An inspection of the law shows that it makes no reference whatever to any supposed or apprehended violation of the fourteenth amendment on the part of the states. It is not predicated on any such view. It proceeds ex directo to declare that certain acts committed by individuals shall be deemed offenses, and shall be prosecuted and punished by proceedings in the courts of the United States. It does not profess to be corrective of any constitutional wrong committed by the states; it does not make its operation to depend upon any such wrong committed. In other words, it steps into the domain of local jurisprudence, and lays down rules for the conduct of individuals is society towards each other, and imposes sanctions for the enforcement of those rules, without referring in any manner to any supposed action of the state or its authorities.
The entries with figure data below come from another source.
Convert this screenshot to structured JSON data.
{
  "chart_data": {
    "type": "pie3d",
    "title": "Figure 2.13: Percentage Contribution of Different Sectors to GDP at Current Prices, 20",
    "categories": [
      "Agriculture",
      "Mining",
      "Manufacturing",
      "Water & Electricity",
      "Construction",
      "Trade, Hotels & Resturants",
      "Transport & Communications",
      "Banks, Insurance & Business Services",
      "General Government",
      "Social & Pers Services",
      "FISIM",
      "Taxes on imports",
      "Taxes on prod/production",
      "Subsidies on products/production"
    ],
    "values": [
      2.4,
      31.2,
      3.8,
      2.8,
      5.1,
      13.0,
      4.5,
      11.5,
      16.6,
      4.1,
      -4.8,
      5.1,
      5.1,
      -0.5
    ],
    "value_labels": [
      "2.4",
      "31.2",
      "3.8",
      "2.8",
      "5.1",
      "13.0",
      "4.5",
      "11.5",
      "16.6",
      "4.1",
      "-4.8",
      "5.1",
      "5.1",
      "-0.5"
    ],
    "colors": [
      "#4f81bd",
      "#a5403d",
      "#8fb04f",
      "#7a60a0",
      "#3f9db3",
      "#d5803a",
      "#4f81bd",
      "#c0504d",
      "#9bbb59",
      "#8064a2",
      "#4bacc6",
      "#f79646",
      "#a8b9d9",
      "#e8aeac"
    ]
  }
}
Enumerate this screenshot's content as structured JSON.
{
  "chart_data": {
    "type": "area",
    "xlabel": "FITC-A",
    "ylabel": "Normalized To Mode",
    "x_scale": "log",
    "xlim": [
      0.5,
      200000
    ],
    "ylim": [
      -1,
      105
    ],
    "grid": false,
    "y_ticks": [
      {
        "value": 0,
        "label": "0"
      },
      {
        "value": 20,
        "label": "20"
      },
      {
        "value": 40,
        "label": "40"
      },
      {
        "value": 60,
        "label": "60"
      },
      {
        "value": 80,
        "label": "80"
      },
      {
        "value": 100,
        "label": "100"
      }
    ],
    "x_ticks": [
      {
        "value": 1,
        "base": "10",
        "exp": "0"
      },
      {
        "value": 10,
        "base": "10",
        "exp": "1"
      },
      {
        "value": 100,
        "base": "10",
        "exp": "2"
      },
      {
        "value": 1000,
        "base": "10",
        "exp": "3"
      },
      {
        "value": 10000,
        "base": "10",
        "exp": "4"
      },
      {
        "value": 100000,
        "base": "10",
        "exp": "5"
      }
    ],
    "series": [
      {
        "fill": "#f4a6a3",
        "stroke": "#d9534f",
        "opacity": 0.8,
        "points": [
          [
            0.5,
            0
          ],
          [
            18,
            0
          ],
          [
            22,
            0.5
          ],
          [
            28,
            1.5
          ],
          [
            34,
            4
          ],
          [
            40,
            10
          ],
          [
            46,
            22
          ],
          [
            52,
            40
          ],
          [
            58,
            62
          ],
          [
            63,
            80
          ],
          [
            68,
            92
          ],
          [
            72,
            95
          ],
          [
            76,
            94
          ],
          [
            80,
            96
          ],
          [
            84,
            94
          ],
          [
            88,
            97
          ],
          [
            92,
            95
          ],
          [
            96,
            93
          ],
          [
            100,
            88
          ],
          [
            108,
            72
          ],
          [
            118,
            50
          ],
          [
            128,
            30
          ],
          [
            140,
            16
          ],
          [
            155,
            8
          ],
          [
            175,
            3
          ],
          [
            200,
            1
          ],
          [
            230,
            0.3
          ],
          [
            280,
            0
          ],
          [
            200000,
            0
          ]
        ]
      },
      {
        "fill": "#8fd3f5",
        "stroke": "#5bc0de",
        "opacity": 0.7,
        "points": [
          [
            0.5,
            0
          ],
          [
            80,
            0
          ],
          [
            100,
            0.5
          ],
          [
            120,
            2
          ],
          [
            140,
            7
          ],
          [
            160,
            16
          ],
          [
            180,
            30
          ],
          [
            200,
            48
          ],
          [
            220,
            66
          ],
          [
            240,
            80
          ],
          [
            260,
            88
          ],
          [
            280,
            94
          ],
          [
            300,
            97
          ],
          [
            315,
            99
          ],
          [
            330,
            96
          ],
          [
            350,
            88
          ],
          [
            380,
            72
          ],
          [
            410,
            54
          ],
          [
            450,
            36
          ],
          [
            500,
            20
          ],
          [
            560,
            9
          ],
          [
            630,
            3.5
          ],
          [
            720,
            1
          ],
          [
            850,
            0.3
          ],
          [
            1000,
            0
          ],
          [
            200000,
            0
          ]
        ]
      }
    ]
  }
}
If this legislation is appropriate for enforcing the prohibitions of the amendment, it is difficult to see where it is to stop.


HARLAN, J., dissenting.

The opinion in these cases proceeds, as it seems to me, upon grounds entirely too narrow and artificial. The substance and spirit of the recent amendments of the constitution have been sacrificed by a subtle and ingenious verbal criticism. 'It is not the words of the law but the internal sense of it that makes the law. The letter of the law is the body; the sense and reason of the law is the soul.' Constitutional provisions, adopted in the interest of liberty, and for the purpose of securing, through national legislation, if need be, rights inhering in a state of freedom, and belonging to American citizenship, have been so construed as to defeat the ends the people desired to accomplish, which they attempted to accomplish, and which they supposed they had accomplished by changes in their fundamental law. By this I do not mean that the determination of these cases should have been materially controlled by considerations of mere expediency or policy. I mean only, in this form, to express an earnest conviction that the court has departed from the familiar rule requiring, in the interpretation of constitutional provisions, that full effect be given to the intent with which they were adopted.